This was a year on the London stage in which Shakespeare often appeared twice over (with two productions each of Much Ado About Nothing, The Tempest, The Comedy of Errors and Richard III), and when one could catch Benedict Cumberbatch and Jonny Lee Miller swapping roles—and stripping off—in the National Theatre’s sellout version of Frankenstein. Where, then, to begin choosing the year’s best? In the spirit of the season, think of the five shows listed below as the icing on an exceedingly rich theatrical cake. In order of opening, they are:
The Children’s Hour
While Broadway has yet to honor Lillian Hellman’s celebrated play, West End producers revived it last winter for the first time since 1994 in a starry production that gave pride of place to Elisabeth Moss. The Mad Men star made her UK stage debut as one of two schoolteachers who fall prey to a student’s gossip-mongering in 1930s New England. Blessed with a firm voice and fierce stage presence to match, Moss and co-stars Keira Knightley, Carol Kane and Ellen Burstyn turned possible melodrama into something approaching the mythic: Broadway, by rights, should beckon.
A World War II drama of wounding power, Terence Rattigan’s 1942 play was the first and best of director Trevor Nunn’s four-show season at Theatre Royal, Haymarket, a playhouse with an intimacy perfect for the shifting emotions of a cross-section of folk hanging on to life and love as the specter of death looms.

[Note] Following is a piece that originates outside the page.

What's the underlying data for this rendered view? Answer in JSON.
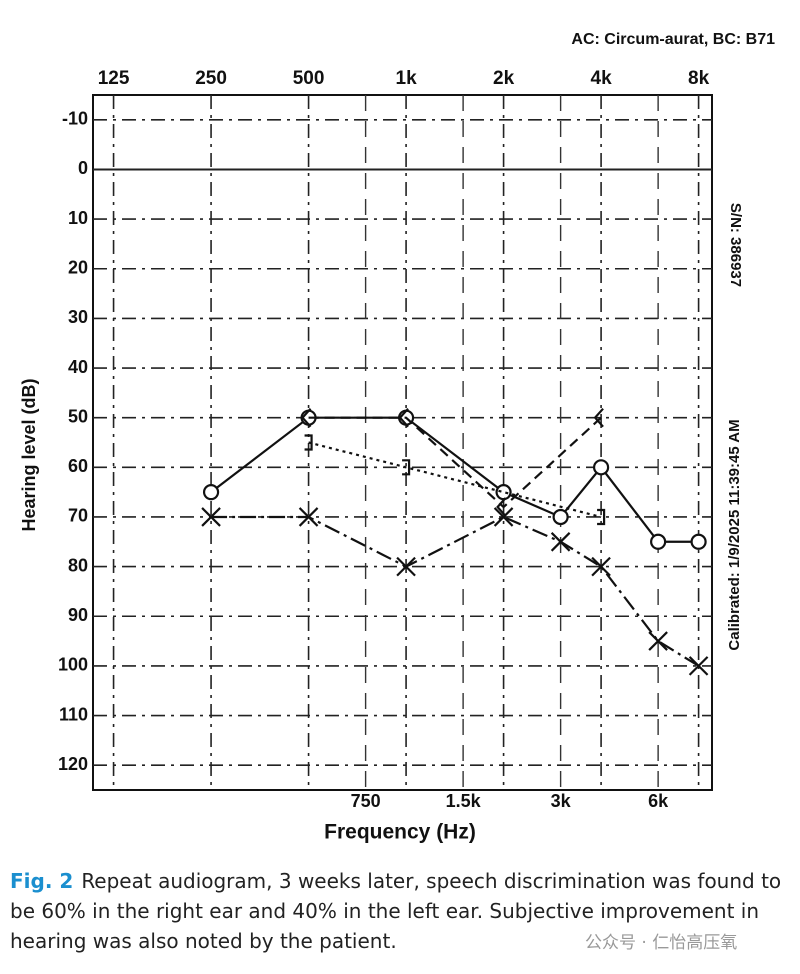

Sienna Miller and James Purefoy did fine work as a pair of glamorous thesps, but it was Sheridan Smith (late of Legally Blonde) who scooped up the prizes, playing a former barmaid turned wife of a Polish air pilot who also happens to be a Count.
One Man, Two Guvnors
Broadway has come calling for Richard Bean’s riotous rewrite of A Servant of Two Masters, Goldoni’s classic comedy of multiple (and mistaken) identities. Onetime History Boy James Corden takes increasingly harassed center stage amid a sublime cast in which colleagues Oliver Chris and Tom Edden seem all but irreplaceable. The play will reopen at London’s Haymarket Theatre in spring 2012, leaving its current—and glorious—ensemble to triumph at Broadway’s Music Box Theatre in April.
Wait: Wasn’t director Matthew Warchus’ inspired musical adaptation of Roald Dahl’s beloved story on this list last year? Well, yes, on the basis of its out-of-town run in the wintry climes of Stratford-upon-Avon at the Royal Shakespeare Company's home base. Now that the show has hit the big time, audiences at the West End’s Cambridge Theatre can appreciate anew Tim Minchin’s score, the lead performances of Bertie Carvel and Lauren Ward, and as buoyant an original musical as London has hosted in an age.
After copping a Tony for Red, rising film star Eddie Redmayne (My Week With Marilyn) went royal, proffering up a fallen monarch of unusual pathos opposite Andrew Buchan’s clear-eyed usurper, Bolingbroke (who goes on to become Henry IV). The fleet, fluid production from Redmayne’s fellow Red Tony winner, Michael Grandage, marked the director’s farewell after nearly a decade running the tiny but titanic Donmar Warehouse. Grandage will be missed at this address, even as Broadway—via his forthcoming revival of Evita—continues to offer a second home.